Ceratophora karu
- Conservation status: CITES Appendix I

Scientific classification
- Kingdom: Animalia
- Phylum: Chordata
- Class: Reptilia
- Order: Squamata
- Suborder: Iguania
- Family: Agamidae
- Genus: Ceratophora
- Species: C. karu
- Binomial name: Ceratophora karu Pethiyagoda & Manamendra-Arachchi, 1998

= Ceratophora karu =

- Genus: Ceratophora
- Species: karu
- Authority: Pethiyagoda & Manamendra-Arachchi, 1998
- Conservation status: CITES_A1

Species of lizard

Ceratophora karu, also known commonly as Karu's horned lizard or Karunaratne's horn lizard, is a species of lizard in the family Agamidae. The species is endemic to Sri Lanka.

==Etymology==
The specific name, karu, is in honor of Sri Lankan zoologist G. Punchi Banda "Karu" Karunaratne (1930–1996).

==Geographic range==
C. karu is known only from Morning Side Forest Reserve and three nearby unprotected localities in Sri Lanka.

==Habitat==
The preferred natural habitat of C. karu is well-shaded forest at elevations of 1,000–1,100 m, but it has also been found in cardamom plantations with forest overstory.

==Description==
The head of C. karu is oval, and is longer than wide. The rostral appendage comprises more scales than the rostral scale alone. The scales are triangular, smooth or weakly keeled. The length of the rostral appendage is less than eye-nostril distance. There are prominent superciliary scales. There is a backward-pointing V-shaped ridge at the back of the forehead. The dorsal scales are larger than the scales on the flanks. The lamellae under the fourth toe number 14–17.

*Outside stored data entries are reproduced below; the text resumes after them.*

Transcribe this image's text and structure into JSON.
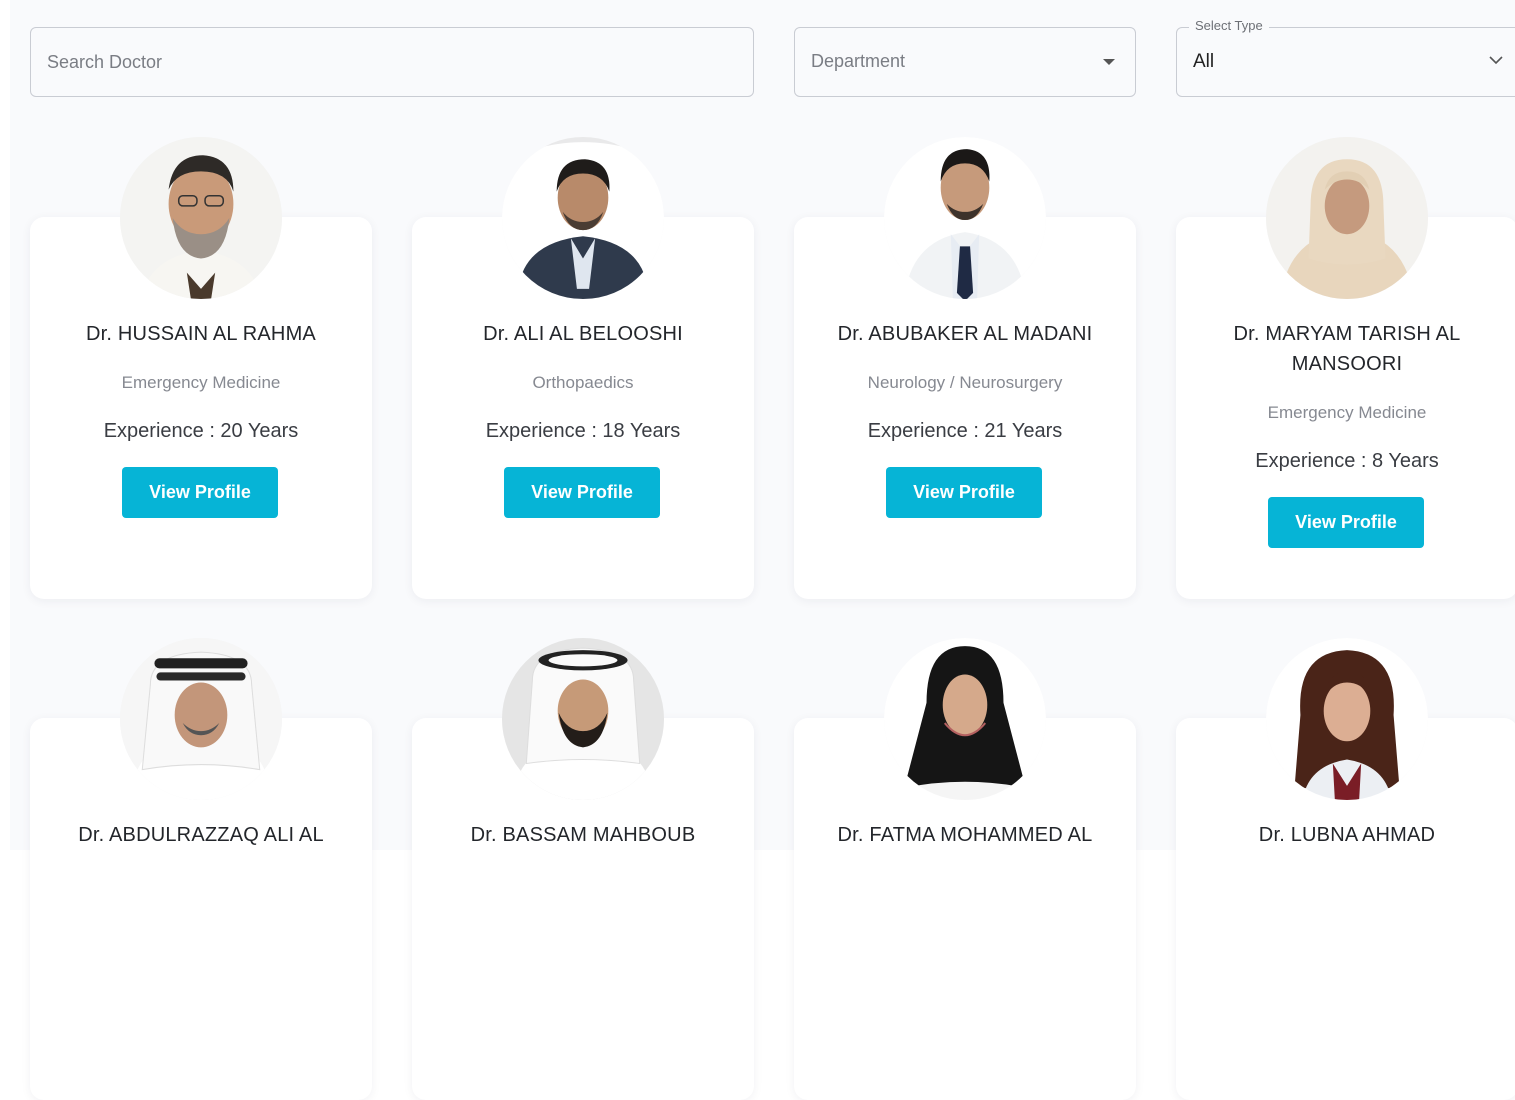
{
  "filters": {
    "search_placeholder": "Search Doctor",
    "department_placeholder": "Department",
    "type_legend": "Select Type",
    "type_value": "All"
  },
  "button_label": "View Profile",
  "doctors": [
    {
      "name": "Dr. HUSSAIN AL RAHMA",
      "department": "Emergency Medicine",
      "experience": "Experience : 20 Years"
    },
    {
      "name": "Dr. ALI AL BELOOSHI",
      "department": "Orthopaedics",
      "experience": "Experience : 18 Years"
    },
    {
      "name": "Dr. ABUBAKER AL MADANI",
      "department": "Neurology / Neurosurgery",
      "experience": "Experience : 21 Years"
    },
    {
      "name": "Dr. MARYAM TARISH AL MANSOORI",
      "department": "Emergency Medicine",
      "experience": "Experience : 8 Years"
    },
    {
      "name": "Dr. ABDULRAZZAQ ALI AL"
    },
    {
      "name": "Dr. BASSAM MAHBOUB"
    },
    {
      "name": "Dr. FATMA MOHAMMED AL"
    },
    {
      "name": "Dr. LUBNA AHMAD"
    }
  ],
  "colors": {
    "accent": "#06b4d6",
    "background": "#f9fafc",
    "card": "#ffffff"
  }
}
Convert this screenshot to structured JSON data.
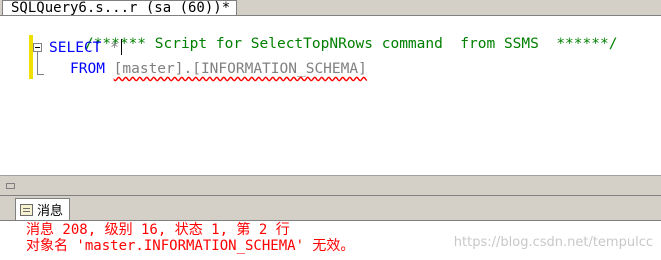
{
  "document_tab": {
    "title": "SQLQuery6.s...r (sa (60))*"
  },
  "editor": {
    "comment": "/****** Script for SelectTopNRows command  from SSMS  ******/",
    "select_keyword": "SELECT",
    "select_star": "*",
    "from_keyword": "FROM",
    "object_name": "[master].[INFORMATION_SCHEMA]"
  },
  "results": {
    "tab_label": "消息",
    "messages": [
      "消息 208, 级别 16, 状态 1, 第 2 行",
      "对象名 'master.INFORMATION_SCHEMA' 无效。"
    ],
    "message_color": "#ff0000"
  },
  "watermark": "https://blog.csdn.net/tempulcc",
  "colors": {
    "keyword": "#0000ff",
    "comment": "#008000",
    "identifier": "#808080",
    "error": "#ff0000",
    "change_bar": "#f0e000"
  }
}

The dorsum is dark black-brown, and the flanks are brown or olive-green. Some specimens have bright orange-red patches on the supralabials. The throat and venter are buff or dirty white to yellowish-brown with small black patches.

==Reproduction==
C. karu is oviparous. Two eggs are laid at a time, each measuring 8.6 mm x 5.0 mm (0.34 in x 0.2 in).